Deputy Secretary Tim Mc-Namar, expected back by the end of the week, has been with a congressional group touring troubled debtor nations in Latin America, including Peru, Mexico and Brazil. McNamar also visited Argentina.
All these countries owe a lot of money to U.S. banks and are now following economic programs arranged through the International Monetary Fund. Dennis Thomas, assistant secretary for congressional relations, and Tom Dawson, deputy assistant secretary for developing nations, also were on the trip.
Officially it was described as an opportunity for the U.S. officials to meet with leaders and businessmen in the Latin nations to examine their financial problems and ways to solve them. Privately, officials described it as a "sales trip" to encourage support for President Reagan's legislation to increase IMF resources.
The bill is now going through Congress and is widely expected to pass despite congressional uneasiness.
Treasury Secretary Donald T. Regan, who arranged the whole thing and initially planned to go along, pulled out because of pressing business at home, including new economic forecasts and budget battles on Capitol Hill.
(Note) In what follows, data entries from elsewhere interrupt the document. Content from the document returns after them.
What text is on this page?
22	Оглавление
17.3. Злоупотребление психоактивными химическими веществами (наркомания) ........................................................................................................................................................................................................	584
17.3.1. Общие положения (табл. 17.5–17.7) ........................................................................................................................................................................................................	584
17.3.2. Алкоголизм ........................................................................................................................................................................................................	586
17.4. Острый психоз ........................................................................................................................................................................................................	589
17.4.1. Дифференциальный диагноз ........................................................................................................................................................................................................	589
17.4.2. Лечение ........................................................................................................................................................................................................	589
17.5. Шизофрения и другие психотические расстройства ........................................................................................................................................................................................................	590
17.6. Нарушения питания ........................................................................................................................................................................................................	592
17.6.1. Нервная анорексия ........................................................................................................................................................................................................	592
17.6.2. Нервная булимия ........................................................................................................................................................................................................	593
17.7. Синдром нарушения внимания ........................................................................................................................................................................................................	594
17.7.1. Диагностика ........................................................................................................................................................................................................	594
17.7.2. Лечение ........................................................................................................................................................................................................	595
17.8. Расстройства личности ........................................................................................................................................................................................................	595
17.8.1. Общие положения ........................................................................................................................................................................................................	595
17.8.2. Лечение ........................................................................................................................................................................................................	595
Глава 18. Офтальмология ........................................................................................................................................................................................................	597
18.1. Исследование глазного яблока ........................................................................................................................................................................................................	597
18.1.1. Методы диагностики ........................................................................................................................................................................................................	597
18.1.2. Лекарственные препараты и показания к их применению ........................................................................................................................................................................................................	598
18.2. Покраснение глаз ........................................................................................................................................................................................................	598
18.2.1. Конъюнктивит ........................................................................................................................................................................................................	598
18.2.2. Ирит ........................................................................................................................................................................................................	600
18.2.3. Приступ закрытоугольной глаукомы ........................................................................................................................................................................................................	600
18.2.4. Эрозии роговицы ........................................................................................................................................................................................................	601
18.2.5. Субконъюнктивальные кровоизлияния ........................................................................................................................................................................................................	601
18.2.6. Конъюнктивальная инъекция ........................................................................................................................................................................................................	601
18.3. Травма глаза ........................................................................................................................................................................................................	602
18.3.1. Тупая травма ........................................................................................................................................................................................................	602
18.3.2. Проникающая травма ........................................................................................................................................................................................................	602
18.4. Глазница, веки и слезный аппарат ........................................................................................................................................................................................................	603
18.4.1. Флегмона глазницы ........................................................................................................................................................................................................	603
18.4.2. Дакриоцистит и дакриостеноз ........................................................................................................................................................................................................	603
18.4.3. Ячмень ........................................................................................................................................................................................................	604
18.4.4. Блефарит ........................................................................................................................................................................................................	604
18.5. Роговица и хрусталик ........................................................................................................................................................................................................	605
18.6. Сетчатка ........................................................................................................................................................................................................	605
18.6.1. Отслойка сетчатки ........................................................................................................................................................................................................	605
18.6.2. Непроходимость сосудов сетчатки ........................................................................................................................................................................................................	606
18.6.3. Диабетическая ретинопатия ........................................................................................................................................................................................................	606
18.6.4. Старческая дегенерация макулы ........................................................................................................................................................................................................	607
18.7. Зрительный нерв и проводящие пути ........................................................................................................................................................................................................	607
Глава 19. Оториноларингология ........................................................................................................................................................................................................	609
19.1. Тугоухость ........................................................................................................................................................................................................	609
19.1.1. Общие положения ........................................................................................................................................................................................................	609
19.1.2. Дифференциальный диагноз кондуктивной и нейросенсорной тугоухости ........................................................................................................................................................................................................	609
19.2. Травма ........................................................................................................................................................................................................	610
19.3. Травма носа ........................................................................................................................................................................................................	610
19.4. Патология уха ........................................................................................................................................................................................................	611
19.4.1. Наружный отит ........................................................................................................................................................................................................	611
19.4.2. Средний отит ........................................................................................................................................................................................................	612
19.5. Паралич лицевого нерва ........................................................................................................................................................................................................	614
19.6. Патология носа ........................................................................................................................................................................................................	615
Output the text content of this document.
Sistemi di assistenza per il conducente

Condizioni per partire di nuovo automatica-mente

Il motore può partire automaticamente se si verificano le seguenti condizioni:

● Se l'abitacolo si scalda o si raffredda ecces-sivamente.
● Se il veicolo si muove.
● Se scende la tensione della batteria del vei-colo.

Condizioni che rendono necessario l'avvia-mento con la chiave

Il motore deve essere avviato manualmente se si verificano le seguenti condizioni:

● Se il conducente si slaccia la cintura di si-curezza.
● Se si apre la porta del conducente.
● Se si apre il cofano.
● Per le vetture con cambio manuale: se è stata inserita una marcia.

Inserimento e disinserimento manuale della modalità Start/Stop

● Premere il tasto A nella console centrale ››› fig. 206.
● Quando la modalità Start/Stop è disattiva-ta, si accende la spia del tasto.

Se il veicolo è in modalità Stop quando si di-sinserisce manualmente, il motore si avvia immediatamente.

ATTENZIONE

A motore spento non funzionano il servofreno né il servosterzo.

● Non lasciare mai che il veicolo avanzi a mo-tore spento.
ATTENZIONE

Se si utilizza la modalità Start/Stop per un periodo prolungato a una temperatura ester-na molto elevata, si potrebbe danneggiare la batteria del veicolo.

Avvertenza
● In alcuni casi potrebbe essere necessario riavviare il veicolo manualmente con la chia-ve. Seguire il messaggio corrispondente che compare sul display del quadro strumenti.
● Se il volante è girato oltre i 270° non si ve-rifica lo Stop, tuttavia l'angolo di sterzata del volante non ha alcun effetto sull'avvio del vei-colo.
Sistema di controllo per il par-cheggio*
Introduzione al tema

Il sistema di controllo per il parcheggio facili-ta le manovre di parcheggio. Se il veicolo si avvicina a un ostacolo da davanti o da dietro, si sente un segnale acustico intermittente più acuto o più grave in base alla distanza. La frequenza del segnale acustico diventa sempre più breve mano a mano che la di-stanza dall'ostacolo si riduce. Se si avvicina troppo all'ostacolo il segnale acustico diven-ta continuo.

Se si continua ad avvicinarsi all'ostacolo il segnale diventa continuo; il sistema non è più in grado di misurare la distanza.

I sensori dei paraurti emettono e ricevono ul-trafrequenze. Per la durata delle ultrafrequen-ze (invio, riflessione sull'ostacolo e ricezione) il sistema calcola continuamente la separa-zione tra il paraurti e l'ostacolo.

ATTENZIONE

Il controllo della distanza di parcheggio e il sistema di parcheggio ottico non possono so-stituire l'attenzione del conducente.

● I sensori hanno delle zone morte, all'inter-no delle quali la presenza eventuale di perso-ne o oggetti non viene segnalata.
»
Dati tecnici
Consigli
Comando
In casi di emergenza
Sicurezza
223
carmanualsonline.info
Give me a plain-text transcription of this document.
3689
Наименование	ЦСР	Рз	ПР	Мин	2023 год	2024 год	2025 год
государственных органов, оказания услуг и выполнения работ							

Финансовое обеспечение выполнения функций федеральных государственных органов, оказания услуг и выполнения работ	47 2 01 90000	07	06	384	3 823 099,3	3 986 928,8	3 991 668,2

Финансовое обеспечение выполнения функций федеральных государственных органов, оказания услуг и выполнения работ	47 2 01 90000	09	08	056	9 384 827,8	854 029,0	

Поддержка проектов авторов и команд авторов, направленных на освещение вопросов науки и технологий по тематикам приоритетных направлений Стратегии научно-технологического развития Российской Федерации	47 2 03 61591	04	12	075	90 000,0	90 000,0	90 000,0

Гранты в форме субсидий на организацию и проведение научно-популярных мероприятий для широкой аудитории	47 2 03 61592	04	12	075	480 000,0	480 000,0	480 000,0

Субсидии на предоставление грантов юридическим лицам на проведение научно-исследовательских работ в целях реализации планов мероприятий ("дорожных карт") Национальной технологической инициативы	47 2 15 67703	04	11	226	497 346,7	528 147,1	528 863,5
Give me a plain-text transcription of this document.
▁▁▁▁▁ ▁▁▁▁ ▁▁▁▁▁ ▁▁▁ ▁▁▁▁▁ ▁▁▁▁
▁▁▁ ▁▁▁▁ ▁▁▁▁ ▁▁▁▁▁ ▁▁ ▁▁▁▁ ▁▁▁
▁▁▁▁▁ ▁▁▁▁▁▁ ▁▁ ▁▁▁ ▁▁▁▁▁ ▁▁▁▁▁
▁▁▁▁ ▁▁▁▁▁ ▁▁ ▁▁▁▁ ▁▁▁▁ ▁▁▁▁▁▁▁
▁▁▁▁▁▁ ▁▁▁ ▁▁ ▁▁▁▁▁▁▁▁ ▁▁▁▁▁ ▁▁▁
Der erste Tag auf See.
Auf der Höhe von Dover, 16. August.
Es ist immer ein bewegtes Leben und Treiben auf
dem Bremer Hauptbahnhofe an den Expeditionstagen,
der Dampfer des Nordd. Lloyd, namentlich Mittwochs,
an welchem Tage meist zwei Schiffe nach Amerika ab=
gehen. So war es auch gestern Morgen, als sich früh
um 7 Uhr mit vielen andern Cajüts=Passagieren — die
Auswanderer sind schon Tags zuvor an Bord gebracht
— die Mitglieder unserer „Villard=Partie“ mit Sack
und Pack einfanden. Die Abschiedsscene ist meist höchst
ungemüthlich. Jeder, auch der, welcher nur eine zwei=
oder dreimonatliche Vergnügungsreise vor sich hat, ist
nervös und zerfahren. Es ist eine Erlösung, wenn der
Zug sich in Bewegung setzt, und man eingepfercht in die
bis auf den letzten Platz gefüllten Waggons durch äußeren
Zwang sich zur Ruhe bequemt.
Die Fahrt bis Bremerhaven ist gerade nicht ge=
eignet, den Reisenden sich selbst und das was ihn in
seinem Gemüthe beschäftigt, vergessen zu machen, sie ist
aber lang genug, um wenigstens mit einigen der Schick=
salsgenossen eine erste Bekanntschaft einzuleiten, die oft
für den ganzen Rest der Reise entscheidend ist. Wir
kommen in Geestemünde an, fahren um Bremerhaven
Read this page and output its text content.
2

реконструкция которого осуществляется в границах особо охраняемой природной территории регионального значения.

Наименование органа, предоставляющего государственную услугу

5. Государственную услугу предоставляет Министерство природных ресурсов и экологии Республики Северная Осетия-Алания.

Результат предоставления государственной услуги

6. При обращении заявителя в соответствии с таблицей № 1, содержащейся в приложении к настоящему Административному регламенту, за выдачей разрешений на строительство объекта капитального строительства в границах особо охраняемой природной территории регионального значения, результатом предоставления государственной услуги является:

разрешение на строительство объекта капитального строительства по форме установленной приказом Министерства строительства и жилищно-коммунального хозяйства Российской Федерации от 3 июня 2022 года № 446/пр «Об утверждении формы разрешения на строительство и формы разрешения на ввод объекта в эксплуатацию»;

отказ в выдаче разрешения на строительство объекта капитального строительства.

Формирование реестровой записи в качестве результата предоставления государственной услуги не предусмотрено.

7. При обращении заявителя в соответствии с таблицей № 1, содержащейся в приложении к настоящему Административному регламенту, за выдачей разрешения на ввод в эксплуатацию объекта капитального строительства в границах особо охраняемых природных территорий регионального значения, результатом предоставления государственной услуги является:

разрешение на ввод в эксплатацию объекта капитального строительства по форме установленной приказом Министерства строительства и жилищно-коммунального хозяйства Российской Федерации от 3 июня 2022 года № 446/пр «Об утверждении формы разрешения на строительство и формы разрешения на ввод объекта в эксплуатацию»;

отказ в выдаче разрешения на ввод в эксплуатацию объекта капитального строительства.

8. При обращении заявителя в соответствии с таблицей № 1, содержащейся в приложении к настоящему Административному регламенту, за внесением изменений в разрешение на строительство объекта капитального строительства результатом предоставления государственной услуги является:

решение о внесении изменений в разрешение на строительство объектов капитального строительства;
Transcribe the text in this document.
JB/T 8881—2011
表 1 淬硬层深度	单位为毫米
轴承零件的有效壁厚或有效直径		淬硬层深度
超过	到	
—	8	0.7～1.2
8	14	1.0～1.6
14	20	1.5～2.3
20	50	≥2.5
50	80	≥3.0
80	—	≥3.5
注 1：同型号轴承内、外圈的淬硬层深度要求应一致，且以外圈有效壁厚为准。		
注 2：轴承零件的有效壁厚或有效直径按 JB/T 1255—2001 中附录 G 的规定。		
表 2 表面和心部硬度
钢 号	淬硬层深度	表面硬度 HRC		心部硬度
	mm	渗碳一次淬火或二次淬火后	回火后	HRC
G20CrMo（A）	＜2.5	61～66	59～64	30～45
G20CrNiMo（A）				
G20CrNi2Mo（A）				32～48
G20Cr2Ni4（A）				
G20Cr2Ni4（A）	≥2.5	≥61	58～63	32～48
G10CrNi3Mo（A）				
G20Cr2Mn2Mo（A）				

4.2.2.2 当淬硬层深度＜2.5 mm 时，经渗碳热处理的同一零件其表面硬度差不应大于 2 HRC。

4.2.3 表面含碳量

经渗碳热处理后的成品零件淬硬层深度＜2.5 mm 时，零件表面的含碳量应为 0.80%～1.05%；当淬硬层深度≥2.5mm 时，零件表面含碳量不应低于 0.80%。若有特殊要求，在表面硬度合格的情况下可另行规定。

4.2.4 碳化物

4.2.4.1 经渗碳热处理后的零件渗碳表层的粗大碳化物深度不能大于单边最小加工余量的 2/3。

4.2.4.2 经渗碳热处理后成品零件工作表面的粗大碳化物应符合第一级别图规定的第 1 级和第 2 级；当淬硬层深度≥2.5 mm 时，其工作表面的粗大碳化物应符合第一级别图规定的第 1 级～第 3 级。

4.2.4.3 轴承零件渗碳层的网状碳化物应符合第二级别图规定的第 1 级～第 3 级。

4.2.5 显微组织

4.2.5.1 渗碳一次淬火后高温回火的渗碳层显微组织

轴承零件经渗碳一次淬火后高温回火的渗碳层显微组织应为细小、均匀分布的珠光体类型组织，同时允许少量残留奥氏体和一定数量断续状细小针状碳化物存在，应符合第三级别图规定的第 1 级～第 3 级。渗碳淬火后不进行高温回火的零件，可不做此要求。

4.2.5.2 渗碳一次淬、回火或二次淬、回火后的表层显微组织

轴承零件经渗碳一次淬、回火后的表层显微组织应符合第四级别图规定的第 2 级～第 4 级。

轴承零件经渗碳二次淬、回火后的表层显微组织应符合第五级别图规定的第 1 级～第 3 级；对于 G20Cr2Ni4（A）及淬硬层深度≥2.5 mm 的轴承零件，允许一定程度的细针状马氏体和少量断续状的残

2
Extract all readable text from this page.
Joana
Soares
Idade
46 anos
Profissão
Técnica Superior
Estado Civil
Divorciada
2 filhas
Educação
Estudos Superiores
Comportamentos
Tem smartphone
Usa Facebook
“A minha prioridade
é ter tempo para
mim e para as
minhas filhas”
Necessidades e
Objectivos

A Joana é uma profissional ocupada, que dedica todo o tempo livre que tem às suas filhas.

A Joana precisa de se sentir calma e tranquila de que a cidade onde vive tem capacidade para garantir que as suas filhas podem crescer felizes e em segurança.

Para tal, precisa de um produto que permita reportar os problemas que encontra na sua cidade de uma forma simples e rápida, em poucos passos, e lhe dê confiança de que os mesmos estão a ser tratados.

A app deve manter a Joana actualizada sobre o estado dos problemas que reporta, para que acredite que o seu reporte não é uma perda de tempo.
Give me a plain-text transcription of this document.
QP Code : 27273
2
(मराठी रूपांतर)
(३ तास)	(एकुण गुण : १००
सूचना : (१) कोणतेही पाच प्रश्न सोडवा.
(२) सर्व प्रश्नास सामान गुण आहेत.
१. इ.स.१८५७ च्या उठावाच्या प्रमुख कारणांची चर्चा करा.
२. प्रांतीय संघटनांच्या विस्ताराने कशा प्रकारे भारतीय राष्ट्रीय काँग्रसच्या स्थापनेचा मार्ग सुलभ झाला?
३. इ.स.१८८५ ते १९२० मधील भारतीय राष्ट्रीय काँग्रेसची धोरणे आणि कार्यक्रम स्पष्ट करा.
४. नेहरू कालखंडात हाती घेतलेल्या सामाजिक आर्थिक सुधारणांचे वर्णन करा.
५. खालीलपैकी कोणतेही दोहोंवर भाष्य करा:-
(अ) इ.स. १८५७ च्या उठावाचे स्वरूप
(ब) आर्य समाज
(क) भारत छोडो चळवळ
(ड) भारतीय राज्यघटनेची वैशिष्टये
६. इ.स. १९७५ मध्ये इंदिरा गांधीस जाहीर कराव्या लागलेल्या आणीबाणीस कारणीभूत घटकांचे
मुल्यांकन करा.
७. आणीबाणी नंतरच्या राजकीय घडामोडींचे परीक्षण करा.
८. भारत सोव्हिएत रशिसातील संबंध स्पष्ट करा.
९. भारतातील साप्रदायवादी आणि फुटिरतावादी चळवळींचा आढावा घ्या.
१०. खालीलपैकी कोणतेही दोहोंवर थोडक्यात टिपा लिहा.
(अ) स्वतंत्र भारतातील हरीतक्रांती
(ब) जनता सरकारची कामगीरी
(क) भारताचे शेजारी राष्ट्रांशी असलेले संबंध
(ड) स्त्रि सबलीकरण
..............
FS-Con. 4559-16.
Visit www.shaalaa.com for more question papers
The new forecasts, released last week, went part way toward correcting what Treasury officials thought was too much pessimism in the original forecast.
Regan is expected to find time to go down to Mexico with Secretary of State George P. Shultz this month for discussions about what the State Department calls "our myriad economic and financial ties" with Mexico. Treasury officials say Shultz asked Regan to accompany him on the April 18-19 visit.
New money for Mexico is bound to be on the agenda. Senior bankers estimate that declining oil prices could prompt Mexico to request $1.5 billion to $2.5 billion of extra money from its creditors this year. NEW FACES . . . Carole Dineen, formerly of Bankers Trust, is the new fiscal assistant secretary in charge of overseeing the government's financial operations, with responsibility also for cash management and managing the public debt.
Other changes: Jacob Dreyer, who was second in command to Denis Karnosky in the Office of Monetary Policy Analysis under monetarist Beryl Sprinkel, has moved over to the Office of Economic Analysis under Manley Johnson. Karnosky departed for Chicago some weeks ago, and neither he nor Dreyer has been replaced. Dreyer, who has concentrated on studying how the rest of the world affects the domestic economy, is acting as one of the two deputies to assistant secretary Johnson.